That friend of yours—the military guy—he seems very protective.
The implication was clear. Blaire was watching all of them now. Wade. Reagan. Tom. Piper.
Everyone Cara cared about.
The anger that flared was clean and sharp. Different from the fear she'd been living with. Different from the desperation.
Blaire thought she was untouchable. Thought her victims were too broken to fight back. Thought she could keep destroying lives and documenting it all with heart emojis and no one would ever stop her.
She was about to learn that some prey bites back.
Cara took a breath and pressed call.
The phone rang once. Twice. Three times.
She waited, heart pounding, for Jessica Forsythe to answer.
To either give them the key they needed to stop Blaire.
Or to prove that some people were too damaged to save.
14
The phone rangfour times before Jessica Forsythe answered.
"Who is this? How did you get this number?"

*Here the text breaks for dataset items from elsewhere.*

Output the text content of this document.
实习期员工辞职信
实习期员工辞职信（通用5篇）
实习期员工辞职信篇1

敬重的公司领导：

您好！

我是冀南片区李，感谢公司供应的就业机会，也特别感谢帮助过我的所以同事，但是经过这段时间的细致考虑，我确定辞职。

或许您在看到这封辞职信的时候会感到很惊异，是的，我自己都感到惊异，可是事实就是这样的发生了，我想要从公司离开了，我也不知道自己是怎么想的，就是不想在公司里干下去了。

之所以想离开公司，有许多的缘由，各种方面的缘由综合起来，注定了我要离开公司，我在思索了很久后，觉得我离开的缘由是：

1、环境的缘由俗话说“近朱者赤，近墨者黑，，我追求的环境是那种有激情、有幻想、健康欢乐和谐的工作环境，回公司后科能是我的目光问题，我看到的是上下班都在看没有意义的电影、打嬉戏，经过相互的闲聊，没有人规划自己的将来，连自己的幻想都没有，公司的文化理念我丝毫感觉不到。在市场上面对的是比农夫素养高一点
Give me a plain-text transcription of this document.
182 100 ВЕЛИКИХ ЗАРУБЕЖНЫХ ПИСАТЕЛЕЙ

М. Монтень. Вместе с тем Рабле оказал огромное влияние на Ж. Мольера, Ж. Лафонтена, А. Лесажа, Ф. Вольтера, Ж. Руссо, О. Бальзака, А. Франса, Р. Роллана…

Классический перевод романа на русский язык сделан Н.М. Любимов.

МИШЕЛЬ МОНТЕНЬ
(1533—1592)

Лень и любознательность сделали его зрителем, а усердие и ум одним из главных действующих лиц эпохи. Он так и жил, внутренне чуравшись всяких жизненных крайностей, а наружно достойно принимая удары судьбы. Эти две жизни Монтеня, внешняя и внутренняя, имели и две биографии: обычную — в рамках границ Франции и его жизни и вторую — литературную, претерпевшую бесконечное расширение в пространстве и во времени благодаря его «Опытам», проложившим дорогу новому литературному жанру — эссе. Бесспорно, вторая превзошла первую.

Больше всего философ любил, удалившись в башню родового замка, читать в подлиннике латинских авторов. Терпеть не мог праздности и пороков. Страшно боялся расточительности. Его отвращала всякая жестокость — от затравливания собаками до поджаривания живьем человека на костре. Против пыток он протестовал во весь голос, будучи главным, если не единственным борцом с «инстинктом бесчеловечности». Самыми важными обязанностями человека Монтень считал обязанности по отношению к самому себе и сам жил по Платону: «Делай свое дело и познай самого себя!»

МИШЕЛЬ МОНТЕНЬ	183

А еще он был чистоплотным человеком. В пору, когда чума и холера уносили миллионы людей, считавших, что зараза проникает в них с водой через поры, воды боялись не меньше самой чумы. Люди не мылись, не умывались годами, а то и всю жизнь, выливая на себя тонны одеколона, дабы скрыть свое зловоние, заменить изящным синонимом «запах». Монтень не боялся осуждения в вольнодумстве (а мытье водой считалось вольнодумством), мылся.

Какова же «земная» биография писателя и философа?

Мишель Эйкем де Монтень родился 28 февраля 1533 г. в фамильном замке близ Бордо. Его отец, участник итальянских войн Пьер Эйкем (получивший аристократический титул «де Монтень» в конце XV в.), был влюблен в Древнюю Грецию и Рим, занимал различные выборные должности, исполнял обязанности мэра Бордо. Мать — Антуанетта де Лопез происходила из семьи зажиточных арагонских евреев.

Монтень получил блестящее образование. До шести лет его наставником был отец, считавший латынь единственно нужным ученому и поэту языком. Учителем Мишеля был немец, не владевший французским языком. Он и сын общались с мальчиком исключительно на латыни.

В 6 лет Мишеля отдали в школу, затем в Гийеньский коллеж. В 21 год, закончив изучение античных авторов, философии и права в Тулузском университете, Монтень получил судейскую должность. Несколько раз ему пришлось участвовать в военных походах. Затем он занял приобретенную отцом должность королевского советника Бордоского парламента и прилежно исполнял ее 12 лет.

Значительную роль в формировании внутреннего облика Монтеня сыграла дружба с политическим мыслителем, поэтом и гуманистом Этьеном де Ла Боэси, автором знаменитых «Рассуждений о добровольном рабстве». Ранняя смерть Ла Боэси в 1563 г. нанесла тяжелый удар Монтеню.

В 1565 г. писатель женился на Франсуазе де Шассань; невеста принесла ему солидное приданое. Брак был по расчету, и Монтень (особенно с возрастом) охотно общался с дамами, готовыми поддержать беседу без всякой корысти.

The voice was sharp, hostile. Nothing like the warm-eyed woman in the photos Tom had found—the "before" photos, from when Jessica still had a brother.
Cara's mind clicked into con artist mode automatically. She'd planned this call. Knew exactly what to say, how to present herself. Start with empathy, build common ground, create connection. Standard manipulation technique.
"Jessica Forsythe?" She kept her voice gentle, non-threatening. "My name is Cara Sweet. I left you a voicemail earlier today?—"
"I know who you are." Jessica cut her off. "You and your friend showed up at my condo. My neighbor told me. Then I found out you went to my work. Leave me alone, or I'll slap a restraining order on you so fast…"
Cara's stomach dropped. Adjust. Pivot. Show contrition.
"I'm sorry, I should have called first?—"
"Uh, WRONG answer." Jessica's laugh was bitter. "You should have left me alone. Who do you think you are, tracking me down? Showing up at my HOME?"
"I needed to talk to you about?—"
"About Blaire Mitchell. I know. You said in your voicemail." Jessica's voice rose. "And here's what I have to say about that: Leave. Me. ALONE."
Cara pressed forward, still calculating, still playing the part she'd rehearsed. "Jessica, please. Just five minutes. I'm being blackmailed by Blaire. She's asking for fifty thousand dollars. I have nine days?—"
Jessica laughed again, harsh and broken. "Oh, so YOU'RE in trouble, and suddenly MY pain matters? My brother's DEATH is useful to you?"
The words hit harder than Cara expected. The calculated approach suddenly felt sick. Wrong.
"That's not?—"
"You showed up at my HOME. At my WORK." Jessica's voice shook. "Like you have some kind of RIGHT to my story. Like my brother's suicide is just a data point in your little investigation."
"I'm not investigating?—"
"Then what are you doing?" The question landed like a slap. "Because from where I'm standing, you're just another person who wants something from me. Another person who thinks they can USE what happened to Shawn for their own purposes."